6. Appreciate the Life Cycle
In some cases, especially with lettuce, the plants can grow for a while and taste bitter, but Jasko explains that this is just part of the life cycle of the plants.
“There is no way to stop it,” she says about the bitter flavor switch. “You just have to plant more lettuce. Succession sowing (AKA, planting lettuce every 4 weeks) will keep you flush with greens all year.”
7. Defend Your Greens from Pests
Then there are pests and predators to consider.
“Voles make little tunnels in the soil, and groundhogs and deer will eat the entire plant down to the roots,” Jasko notes. “Deer and groundhogs are the biggest culprits. And who can blame them. Greens are tasty! I use solar-powered gopher and vole sticks to keep them at bay. I bought them on Amazon.com, and they emit a sound and vibration every 30 minutes.
The critters don’t like the sound and vibration, so this has kept them away from Jasko’s plants well every year, she confirms.

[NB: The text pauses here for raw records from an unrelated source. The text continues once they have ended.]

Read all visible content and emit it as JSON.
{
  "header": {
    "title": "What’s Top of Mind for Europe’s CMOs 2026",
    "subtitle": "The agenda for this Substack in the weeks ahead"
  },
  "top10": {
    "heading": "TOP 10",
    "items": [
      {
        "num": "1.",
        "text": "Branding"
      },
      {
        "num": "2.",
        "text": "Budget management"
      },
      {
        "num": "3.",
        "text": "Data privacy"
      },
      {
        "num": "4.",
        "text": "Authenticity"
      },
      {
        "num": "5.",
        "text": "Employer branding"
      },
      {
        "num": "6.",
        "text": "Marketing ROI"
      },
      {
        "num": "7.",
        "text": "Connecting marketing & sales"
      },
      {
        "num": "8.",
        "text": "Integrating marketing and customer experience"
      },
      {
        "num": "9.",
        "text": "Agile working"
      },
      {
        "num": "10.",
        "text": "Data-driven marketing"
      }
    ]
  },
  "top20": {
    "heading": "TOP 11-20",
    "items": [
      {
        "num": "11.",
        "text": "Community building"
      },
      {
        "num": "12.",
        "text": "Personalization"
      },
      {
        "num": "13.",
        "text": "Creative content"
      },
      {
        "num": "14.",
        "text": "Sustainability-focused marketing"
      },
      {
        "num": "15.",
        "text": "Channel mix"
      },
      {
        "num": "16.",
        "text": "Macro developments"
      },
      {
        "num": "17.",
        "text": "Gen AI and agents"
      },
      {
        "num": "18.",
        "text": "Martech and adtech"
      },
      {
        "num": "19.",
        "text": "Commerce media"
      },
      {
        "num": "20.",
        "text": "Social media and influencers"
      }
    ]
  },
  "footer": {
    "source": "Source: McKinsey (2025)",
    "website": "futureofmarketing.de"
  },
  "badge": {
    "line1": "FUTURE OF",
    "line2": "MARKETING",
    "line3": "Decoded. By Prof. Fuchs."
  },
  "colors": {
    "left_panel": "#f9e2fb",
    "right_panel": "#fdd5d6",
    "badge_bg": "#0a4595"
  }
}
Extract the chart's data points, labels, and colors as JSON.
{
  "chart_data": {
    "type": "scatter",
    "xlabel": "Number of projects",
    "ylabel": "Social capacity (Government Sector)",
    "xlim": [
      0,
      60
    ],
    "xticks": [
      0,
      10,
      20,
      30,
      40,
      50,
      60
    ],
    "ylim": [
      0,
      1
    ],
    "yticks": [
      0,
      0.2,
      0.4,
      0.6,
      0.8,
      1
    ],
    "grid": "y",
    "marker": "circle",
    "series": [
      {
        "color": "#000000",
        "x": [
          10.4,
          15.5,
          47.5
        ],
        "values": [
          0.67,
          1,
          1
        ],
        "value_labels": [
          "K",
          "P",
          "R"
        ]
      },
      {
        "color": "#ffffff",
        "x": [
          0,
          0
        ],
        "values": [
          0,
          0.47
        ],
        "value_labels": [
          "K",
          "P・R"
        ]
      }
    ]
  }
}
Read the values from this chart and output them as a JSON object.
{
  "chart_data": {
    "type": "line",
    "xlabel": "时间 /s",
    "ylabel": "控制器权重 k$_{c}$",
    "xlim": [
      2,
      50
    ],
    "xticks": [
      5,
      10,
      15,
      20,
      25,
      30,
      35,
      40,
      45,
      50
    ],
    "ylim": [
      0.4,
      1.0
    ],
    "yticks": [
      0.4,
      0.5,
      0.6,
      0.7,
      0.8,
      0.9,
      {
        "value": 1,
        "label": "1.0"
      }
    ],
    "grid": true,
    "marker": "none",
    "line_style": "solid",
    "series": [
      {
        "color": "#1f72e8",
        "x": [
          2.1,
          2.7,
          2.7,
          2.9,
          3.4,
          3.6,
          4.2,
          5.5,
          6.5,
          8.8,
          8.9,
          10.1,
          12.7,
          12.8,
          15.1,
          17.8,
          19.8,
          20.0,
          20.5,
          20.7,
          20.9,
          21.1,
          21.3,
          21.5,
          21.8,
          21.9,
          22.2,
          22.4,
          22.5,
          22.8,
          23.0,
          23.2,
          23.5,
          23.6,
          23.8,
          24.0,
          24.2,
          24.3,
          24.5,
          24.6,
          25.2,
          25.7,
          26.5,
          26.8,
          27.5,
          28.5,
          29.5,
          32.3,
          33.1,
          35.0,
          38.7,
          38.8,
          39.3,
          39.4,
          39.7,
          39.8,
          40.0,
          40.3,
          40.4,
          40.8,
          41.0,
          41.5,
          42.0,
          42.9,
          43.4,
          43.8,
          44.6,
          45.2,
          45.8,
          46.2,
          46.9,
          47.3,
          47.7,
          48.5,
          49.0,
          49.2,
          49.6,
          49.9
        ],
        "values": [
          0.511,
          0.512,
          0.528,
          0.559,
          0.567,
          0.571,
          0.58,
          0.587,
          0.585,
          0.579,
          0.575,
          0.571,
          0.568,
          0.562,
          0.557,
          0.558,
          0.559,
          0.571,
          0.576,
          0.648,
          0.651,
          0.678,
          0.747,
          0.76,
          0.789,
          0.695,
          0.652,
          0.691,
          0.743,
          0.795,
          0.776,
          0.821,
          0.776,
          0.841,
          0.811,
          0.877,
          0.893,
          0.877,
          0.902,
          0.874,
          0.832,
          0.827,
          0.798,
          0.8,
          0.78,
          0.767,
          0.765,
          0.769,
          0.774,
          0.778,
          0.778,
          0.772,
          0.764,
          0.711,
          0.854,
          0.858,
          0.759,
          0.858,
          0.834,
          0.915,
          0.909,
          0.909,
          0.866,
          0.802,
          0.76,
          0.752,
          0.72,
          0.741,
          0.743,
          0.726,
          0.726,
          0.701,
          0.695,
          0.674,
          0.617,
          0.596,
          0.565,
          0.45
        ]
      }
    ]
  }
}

Deer fencing is another resource she uses.
And Now It’s Salad Time!
Now onto the delectable part where you can think about what to create with what you grow. This arugula salad recipe is easy, quick to make, simple and full of compelling flavors.
- Enough arugula for however many people you're feeding to have one salad of your size preference
- A ball of burrata or mozzarella
- Several slices of prosciutto or speck
- Sea salt
- Olive oil
- In a bowl, add enough freshly washed arugula for whatever size of salad you need.
- Cut enough burrata or mozzarella to give a good amount of its flavor to the salad, per bowl.
- Join a few prosciutto or speck slices to each salad you're making.
- Drizzle a bit of olive oil over the ingredients.
- Finish with a light sprinkling of sea salt.